Henryk Siewierski, professor e tradudor polonês radicado no Brasil – responsável pela edição tupiniquim da obra de seu congênere -, explica que o narrador schulziano, para explicar sua atual situação, inevitavelmente, precisa retomar – e retornar (ao) – o passado. Essa estratégia coloca na mesa o sentimentalismo e a emoção que emanam da prosa de Schulz.
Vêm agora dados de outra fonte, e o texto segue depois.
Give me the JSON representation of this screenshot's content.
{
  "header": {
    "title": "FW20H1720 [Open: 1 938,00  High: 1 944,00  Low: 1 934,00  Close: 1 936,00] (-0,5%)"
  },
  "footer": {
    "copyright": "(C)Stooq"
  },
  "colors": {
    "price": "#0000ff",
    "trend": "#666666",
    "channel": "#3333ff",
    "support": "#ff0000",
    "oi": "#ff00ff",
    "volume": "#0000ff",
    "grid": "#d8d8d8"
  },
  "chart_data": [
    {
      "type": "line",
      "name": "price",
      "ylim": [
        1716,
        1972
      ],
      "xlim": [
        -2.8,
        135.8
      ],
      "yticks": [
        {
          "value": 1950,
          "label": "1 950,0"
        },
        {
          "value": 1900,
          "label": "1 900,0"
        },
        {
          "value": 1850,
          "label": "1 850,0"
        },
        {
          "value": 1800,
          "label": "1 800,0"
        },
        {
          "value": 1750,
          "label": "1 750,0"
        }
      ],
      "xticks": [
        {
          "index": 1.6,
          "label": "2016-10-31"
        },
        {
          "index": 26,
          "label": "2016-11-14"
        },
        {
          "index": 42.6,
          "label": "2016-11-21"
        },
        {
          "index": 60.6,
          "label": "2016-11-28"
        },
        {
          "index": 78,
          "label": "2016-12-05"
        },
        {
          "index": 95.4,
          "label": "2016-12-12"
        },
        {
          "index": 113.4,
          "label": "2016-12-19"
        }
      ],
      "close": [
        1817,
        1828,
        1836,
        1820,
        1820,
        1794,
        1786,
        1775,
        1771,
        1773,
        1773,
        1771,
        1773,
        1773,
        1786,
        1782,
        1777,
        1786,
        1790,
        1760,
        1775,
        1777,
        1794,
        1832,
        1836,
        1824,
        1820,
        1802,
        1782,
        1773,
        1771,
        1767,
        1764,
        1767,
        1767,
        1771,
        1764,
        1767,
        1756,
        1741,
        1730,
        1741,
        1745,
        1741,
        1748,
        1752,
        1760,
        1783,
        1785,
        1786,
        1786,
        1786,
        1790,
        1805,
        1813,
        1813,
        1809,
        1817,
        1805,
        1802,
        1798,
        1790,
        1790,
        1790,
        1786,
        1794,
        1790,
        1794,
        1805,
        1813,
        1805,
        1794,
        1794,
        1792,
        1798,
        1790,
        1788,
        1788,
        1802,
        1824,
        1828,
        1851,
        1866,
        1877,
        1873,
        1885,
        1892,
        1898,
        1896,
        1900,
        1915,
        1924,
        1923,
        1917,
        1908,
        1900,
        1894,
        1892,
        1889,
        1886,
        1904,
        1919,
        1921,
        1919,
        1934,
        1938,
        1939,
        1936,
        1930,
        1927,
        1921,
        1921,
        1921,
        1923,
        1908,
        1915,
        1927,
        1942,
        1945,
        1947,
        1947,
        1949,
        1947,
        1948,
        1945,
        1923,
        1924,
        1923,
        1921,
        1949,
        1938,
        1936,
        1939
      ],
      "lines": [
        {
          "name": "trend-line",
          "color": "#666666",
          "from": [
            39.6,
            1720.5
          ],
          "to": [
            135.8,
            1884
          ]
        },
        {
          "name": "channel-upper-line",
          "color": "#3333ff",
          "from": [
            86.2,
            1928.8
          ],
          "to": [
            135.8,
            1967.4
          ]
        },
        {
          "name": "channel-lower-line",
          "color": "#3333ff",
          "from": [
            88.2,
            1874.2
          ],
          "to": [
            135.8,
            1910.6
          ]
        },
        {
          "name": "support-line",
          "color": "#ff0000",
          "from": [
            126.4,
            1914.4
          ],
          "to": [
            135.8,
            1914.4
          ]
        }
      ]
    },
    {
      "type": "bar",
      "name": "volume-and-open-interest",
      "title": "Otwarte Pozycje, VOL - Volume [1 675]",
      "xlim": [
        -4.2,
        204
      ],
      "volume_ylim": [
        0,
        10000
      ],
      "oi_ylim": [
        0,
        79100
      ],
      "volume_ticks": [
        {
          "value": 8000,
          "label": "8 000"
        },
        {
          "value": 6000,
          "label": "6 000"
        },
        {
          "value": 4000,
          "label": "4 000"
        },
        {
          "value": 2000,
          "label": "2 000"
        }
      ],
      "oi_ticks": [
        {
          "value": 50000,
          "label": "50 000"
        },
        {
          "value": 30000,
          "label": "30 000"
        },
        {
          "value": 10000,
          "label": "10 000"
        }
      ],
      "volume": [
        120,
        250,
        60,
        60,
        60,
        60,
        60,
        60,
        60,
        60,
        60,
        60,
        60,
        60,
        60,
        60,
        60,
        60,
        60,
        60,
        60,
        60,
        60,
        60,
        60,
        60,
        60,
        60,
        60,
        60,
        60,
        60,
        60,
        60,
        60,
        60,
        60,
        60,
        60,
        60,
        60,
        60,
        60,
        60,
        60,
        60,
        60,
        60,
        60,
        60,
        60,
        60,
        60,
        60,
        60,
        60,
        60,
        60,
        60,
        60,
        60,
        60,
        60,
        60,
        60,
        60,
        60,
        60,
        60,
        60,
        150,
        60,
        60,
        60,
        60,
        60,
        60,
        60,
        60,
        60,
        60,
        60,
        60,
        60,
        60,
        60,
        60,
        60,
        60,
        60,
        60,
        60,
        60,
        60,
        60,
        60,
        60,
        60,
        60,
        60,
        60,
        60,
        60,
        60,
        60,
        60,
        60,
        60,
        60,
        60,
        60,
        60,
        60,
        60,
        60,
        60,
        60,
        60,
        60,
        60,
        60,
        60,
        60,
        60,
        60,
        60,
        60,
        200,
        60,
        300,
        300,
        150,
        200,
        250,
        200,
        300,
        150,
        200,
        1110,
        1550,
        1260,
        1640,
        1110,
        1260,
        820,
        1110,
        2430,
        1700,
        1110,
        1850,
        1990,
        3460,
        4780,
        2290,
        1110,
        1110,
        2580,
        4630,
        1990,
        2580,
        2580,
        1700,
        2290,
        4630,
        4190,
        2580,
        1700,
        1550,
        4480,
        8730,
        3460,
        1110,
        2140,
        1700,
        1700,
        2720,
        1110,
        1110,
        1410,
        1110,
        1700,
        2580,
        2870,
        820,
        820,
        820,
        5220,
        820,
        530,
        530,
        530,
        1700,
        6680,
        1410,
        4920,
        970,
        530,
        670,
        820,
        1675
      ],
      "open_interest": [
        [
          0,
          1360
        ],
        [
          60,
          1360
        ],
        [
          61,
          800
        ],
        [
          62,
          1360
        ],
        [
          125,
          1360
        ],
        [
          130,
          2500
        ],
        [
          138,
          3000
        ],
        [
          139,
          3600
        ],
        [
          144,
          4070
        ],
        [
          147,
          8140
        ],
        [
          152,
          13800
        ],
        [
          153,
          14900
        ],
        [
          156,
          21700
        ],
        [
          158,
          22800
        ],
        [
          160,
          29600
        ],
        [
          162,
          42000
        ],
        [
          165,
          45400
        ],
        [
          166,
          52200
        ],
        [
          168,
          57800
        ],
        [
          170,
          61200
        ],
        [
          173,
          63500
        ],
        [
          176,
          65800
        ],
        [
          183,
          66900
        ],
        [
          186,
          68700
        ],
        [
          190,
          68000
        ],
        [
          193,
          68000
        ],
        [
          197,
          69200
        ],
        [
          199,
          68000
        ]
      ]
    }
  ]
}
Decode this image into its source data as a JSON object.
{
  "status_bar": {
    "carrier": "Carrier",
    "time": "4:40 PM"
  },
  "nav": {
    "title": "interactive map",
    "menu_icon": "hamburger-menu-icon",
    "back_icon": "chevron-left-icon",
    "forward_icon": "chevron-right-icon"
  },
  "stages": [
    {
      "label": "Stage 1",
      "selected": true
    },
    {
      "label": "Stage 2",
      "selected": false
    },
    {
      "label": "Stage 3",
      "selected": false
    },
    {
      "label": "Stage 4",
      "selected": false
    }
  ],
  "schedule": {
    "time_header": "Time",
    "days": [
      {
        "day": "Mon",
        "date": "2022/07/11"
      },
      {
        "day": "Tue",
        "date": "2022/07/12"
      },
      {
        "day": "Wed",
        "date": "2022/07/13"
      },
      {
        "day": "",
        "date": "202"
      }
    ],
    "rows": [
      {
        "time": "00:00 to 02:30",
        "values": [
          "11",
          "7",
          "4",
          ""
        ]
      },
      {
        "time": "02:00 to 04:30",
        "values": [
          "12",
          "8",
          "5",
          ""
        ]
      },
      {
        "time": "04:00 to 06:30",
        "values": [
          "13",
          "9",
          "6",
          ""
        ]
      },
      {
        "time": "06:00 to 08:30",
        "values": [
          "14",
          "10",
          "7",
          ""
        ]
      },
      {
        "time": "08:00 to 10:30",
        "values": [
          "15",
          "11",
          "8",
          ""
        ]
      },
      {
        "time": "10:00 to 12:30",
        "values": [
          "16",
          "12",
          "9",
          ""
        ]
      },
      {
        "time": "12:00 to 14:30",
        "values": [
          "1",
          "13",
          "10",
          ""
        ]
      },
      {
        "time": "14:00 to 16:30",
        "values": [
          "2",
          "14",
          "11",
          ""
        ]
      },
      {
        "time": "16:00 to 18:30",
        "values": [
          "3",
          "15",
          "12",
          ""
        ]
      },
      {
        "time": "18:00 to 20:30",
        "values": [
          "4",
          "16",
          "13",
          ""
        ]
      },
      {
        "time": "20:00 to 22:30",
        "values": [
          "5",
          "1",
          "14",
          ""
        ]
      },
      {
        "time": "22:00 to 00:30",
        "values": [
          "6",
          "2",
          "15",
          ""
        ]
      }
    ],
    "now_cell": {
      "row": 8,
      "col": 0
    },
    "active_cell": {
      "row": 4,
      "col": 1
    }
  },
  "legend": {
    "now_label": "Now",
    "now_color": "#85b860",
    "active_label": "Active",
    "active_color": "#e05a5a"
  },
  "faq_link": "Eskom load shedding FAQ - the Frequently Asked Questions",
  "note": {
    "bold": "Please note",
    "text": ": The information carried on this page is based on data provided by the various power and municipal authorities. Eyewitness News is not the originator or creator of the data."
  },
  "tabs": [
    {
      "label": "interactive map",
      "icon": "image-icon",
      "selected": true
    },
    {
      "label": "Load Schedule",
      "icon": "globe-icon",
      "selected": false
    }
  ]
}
Não é difícil imaginar o que há de biográfico e o que é puramente ficcional na narrativa schulziana. Para Siewierski, ela toca o “ponto nevrálgico” da literatura moderna, questionando o poder da representação e seus significados. Quando, em “Os Pássaros”, as aves acumuladas se tornam um verdadeiro empecílio para a convivência familiar é preciso fazer uma escolha. E quais opções cabem ao pai? A família ou os pássaros. Ele escolhe a segunda.
A coisa toda é resolvida por Adela, que entra no “reino das aves”, leva a mão à cabeça por conta do “fedor” e permite que os pássaros escapem ao abrir a janela do sótão. A solução, portanto, escapa do circuito comum e é uma terceira pessoa que interfere, criando um novo sistema rizomático e não linear.
Os pássaros – assim como no longa homônimo de Hitchcock (que nada tem a ver com o conto de Schulz) – são a representação mais próxima e cotidiana do catastrofismo que irrompeu sobre a gerçaão de escritor polonês, principalmente sobre os judeus. Não havia como fugir a esse cataclisma cotidiano: o apocalipse (definição cristã, eu sei) batia à porta de quem quer que fosse e espreitava aos mínimos movimentos. O máximo que poderia ser feito para fugir dele era a arte. Bruno Schulz a fez.
III
Apesar de todo o seu poderio narrativo e imagético, a presença de Bruno Schulz no Brasil sempre foi pequena. De acordo com os catálogo da Fundação Biblioteca Nacional (FBN), no Rio de Janeirio, a primeira edição por aqui foi Sanatório, publicada em 1994 pela editora Imago. Dois anos depois, foi a vez de Lojas de canela, também pela Imago. Em 2012, a Cosac Naify editou Ficção completa, livro que reúne todo o trabalho em prosa conhecido de Schulz. Nos três casos tradução, prefácio e notas pertencem a Henryk Siewierski.
Ficção completa, que esgotou rapidamente a primeira tiragem, trazia ainda quatro contos inéditos no Brasil: “O Outono”, “República dos sonhos”, “O Cometa” e “A Pátria”, todos publicados em revistas literárias da Polônia e só foram editados em livro após a morte do autor.
Ainda que seja uma figura obscura para os brasileiros – tal qual seus personagens – Bruno Schulz é um dos autores mais importantes do século XX e um dos poucos a permitir estudar o assassinato de 6 milhões de pessoas por uma perspectiva inovadora e assustadora.